1.就業規則はこれまで、別規則で定めることができる事項に制限がありました。
  具体的には、別規定化できるものは「イ.賃金、ロ.退職手当、ハ.安全衛生、ニ.災害補償・業務外の傷病扶助」の4つに限定されていました。
  例えば「育児・介護休業規定」なども厳密には別規定にすることができいなどの現実的でないなど問題もあった訳です。
  今回の改正で、この制限が廃止されました。


2.今回の改正に伴う注意点としては、

  就業規則本則に「…に関しては別に定める○○規定による。」として別規定化した場合、あくまで「就業規則」とは別規定を含んだものを指しますので、労働基準監督署への届出や労働者への周知は、その全てについて行う必要があることです。
  また、別規定の一部を変更したような場合にも、就業規則の変更届を必要としますので注意が必要です。

 注意事項!
1.  これまで別規定にすることを制限してきたのは、就業規則の内容を統一的に把握することが困難になることを避けるためとされてきました。 別規定化が出来るようになったとはいえ、この「就業規則の内容を統一的に把握できる」ようにする工夫が必要です。
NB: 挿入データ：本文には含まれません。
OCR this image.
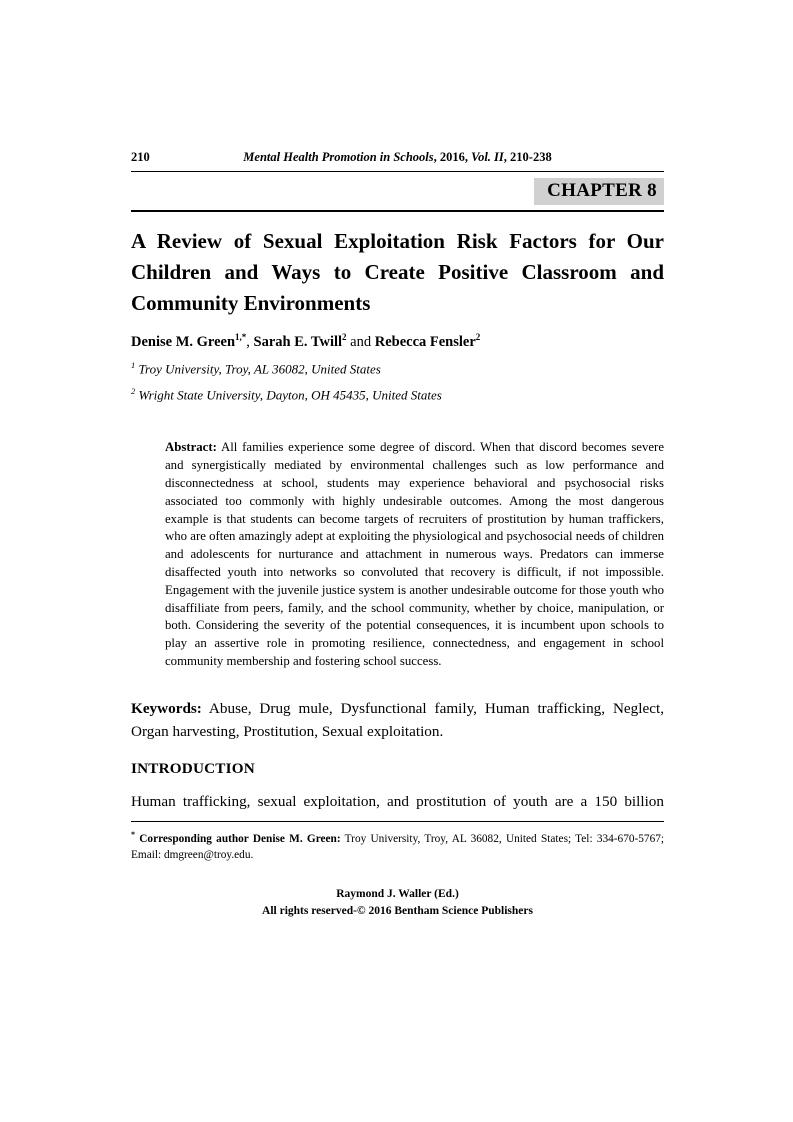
210	Mental Health Promotion in Schools, 2016, Vol. II, 210-238
CHAPTER 8
A Review of Sexual Exploitation Risk Factors for Our Children and Ways to Create Positive Classroom and Community Environments
Denise M. Green$^{1,*}$, Sarah E. Twill$^2$ and Rebecca Fensler$^2$
$^1$ Troy University, Troy, AL 36082, United States
$^2$ Wright State University, Dayton, OH 45435, United States
Abstract: All families experience some degree of discord. When that discord becomes severe and synergistically mediated by environmental challenges such as low performance and disconnectedness at school, students may experience behavioral and psychosocial risks associated too commonly with highly undesirable outcomes. Among the most dangerous example is that students can become targets of recruiters of prostitution by human traffickers, who are often amazingly adept at exploiting the physiological and psychosocial needs of children and adolescents for nurturance and attachment in numerous ways. Predators can immerse disaffected youth into networks so convoluted that recovery is difficult, if not impossible. Engagement with the juvenile justice system is another undesirable outcome for those youth who disaffiliate from peers, family, and the school community, whether by choice, manipulation, or both. Considering the severity of the potential consequences, it is incumbent upon schools to play an assertive role in promoting resilience, connectedness, and engagement in school community membership and fostering school success.
Keywords: Abuse, Drug mule, Dysfunctional family, Human trafficking, Neglect, Organ harvesting, Prostitution, Sexual exploitation.
INTRODUCTION
Human trafficking, sexual exploitation, and prostitution of youth are a 150 billion
* Corresponding author Denise M. Green: Troy University, Troy, AL 36082, United States; Tel: 334-670-5767; Email: dmgreen@troy.edu.
Raymond J. Waller (Ed.)
All rights reserved-© 2016 Bentham Science Publishers
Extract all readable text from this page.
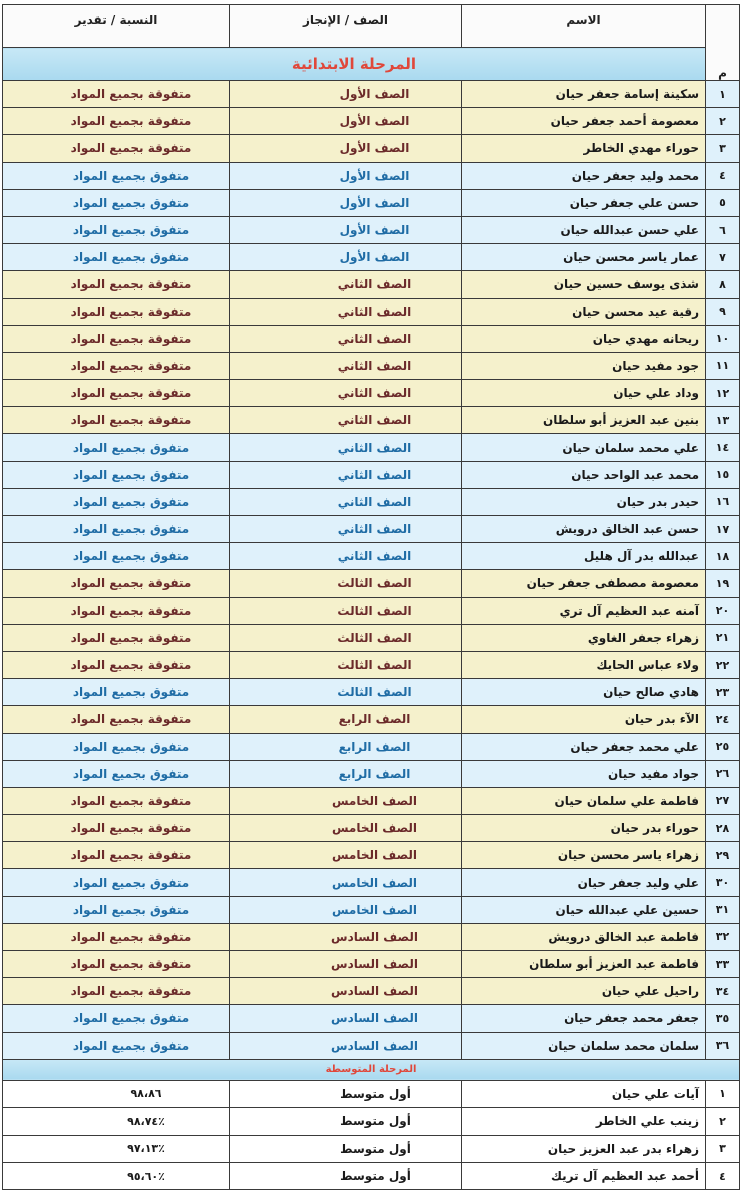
م	الاسم	الصف / الإنجاز	النسبة / تقدير
	المرحلة الابتدائية		
١	سكينة إسامة جعفر حيان	الصف الأول	متفوقة بجميع المواد
٢	معصومة أحمد جعفر حيان	الصف الأول	متفوقة بجميع المواد
٣	حوراء مهدي الخاطر	الصف الأول	متفوقة بجميع المواد
٤	محمد وليد جعفر حيان	الصف الأول	متفوق بجميع المواد
٥	حسن علي جعفر حيان	الصف الأول	متفوق بجميع المواد
٦	علي حسن عبدالله حيان	الصف الأول	متفوق بجميع المواد
٧	عمار ياسر محسن حيان	الصف الأول	متفوق بجميع المواد
٨	شذى يوسف حسين حيان	الصف الثاني	متفوقة بجميع المواد
٩	رقية عيد محسن حيان	الصف الثاني	متفوقة بجميع المواد
١٠	ريحانه مهدي حيان	الصف الثاني	متفوقة بجميع المواد
١١	جود مفيد حيان	الصف الثاني	متفوقة بجميع المواد
١٢	وداد علي حيان	الصف الثاني	متفوقة بجميع المواد
١٣	بنين عبد العزيز أبو سلطان	الصف الثاني	متفوقة بجميع المواد
١٤	علي محمد سلمان حيان	الصف الثاني	متفوق بجميع المواد
١٥	محمد عبد الواحد حيان	الصف الثاني	متفوق بجميع المواد
١٦	حيدر بدر حيان	الصف الثاني	متفوق بجميع المواد
١٧	حسن عبد الخالق درويش	الصف الثاني	متفوق بجميع المواد
١٨	عبدالله بدر آل هليل	الصف الثاني	متفوق بجميع المواد
١٩	معصومة مصطفى جعفر حيان	الصف الثالث	متفوقة بجميع المواد
٢٠	آمنه عبد العظيم آل تري	الصف الثالث	متفوقة بجميع المواد
٢١	زهراء جعفر الغاوي	الصف الثالث	متفوقة بجميع المواد
٢٢	ولاء عباس الحايك	الصف الثالث	متفوقة بجميع المواد
٢٣	هادي صالح حيان	الصف الثالث	متفوق بجميع المواد
٢٤	الآء بدر حيان	الصف الرابع	متفوقة بجميع المواد
٢٥	علي محمد جعفر حيان	الصف الرابع	متفوق بجميع المواد
٢٦	جواد مفيد حيان	الصف الرابع	متفوق بجميع المواد
٢٧	فاطمة علي سلمان حيان	الصف الخامس	متفوقة بجميع المواد
٢٨	حوراء بدر حيان	الصف الخامس	متفوقة بجميع المواد
٢٩	زهراء ياسر محسن حيان	الصف الخامس	متفوقة بجميع المواد
٣٠	علي وليد جعفر حيان	الصف الخامس	متفوق بجميع المواد
٣١	حسين علي عبدالله حيان	الصف الخامس	متفوق بجميع المواد
٣٢	فاطمة عبد الخالق درويش	الصف السادس	متفوقة بجميع المواد
٣٣	فاطمة عبد العزيز أبو سلطان	الصف السادس	متفوقة بجميع المواد
٣٤	راحيل علي حيان	الصف السادس	متفوقة بجميع المواد
٣٥	جعفر محمد جعفر حيان	الصف السادس	متفوق بجميع المواد
٣٦	سلمان محمد سلمان حيان	الصف السادس	متفوق بجميع المواد
المرحلة المتوسطة			
١	آيات علي حيان	أول متوسط	٩٨،٨٦
٢	زينب علي الخاطر	أول متوسط	٩٨،٧٤٪
٣	زهراء بدر عبد العزيز حيان	أول متوسط	٩٧،١٣٪
٤	أحمد عبد العظيم آل تريك	أول متوسط	٩٥،٦٠٪
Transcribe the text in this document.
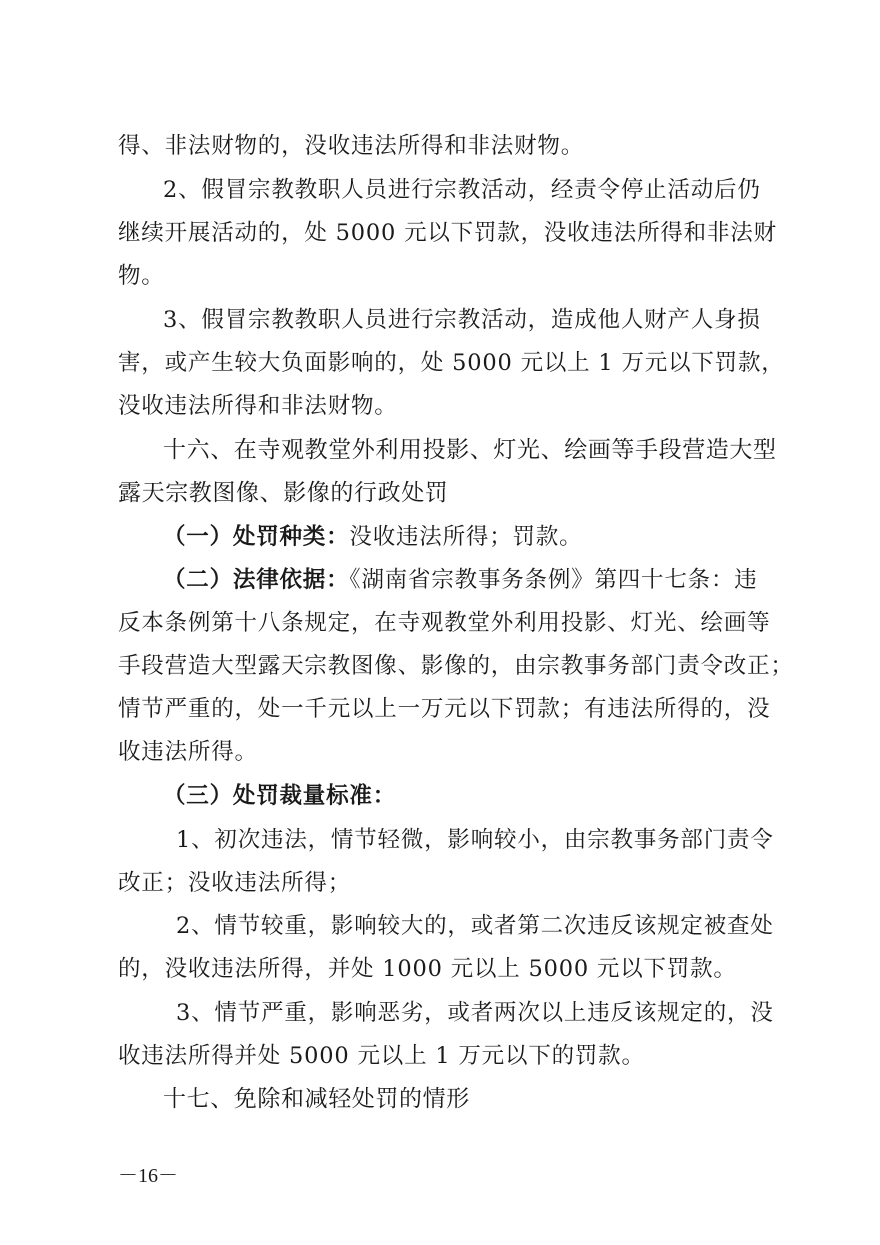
得、非法财物的，没收违法所得和非法财物。
2、假冒宗教教职人员进行宗教活动，经责令停止活动后仍
继续开展活动的，处 5000 元以下罚款，没收违法所得和非法财
物。
3、假冒宗教教职人员进行宗教活动，造成他人财产人身损
害，或产生较大负面影响的，处 5000 元以上 1 万元以下罚款，
没收违法所得和非法财物。
十六、在寺观教堂外利用投影、灯光、绘画等手段营造大型
露天宗教图像、影像的行政处罚
（一）处罚种类：没收违法所得；罚款。
（二）法律依据：《湖南省宗教事务条例》第四十七条：违
反本条例第十八条规定，在寺观教堂外利用投影、灯光、绘画等
手段营造大型露天宗教图像、影像的，由宗教事务部门责令改正；
情节严重的，处一千元以上一万元以下罚款；有违法所得的，没
收违法所得。
（三）处罚裁量标准：
1、初次违法，情节轻微，影响较小，由宗教事务部门责令
改正；没收违法所得；
2、情节较重，影响较大的，或者第二次违反该规定被查处
的，没收违法所得，并处 1000 元以上 5000 元以下罚款。
3、情节严重，影响恶劣，或者两次以上违反该规定的，没
收违法所得并处 5000 元以上 1 万元以下的罚款。
十七、免除和减轻处罚的情形
－16－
その基本は、
イ.就業規則の本則に、必ず、根拠となる規定を置く。
ロ.別規定にするのは「細かい規定となるため、本則に置くのになじまないものに限定」などの、原則をしっかり確立しておく。
などの対応が必要でしょう。
2. 就業規則の効力が発生するのは、労働者への周知行為が完了した時点!
この点は、従前と変りませんが、周知方法等について法改正がありましたので注意が必要です。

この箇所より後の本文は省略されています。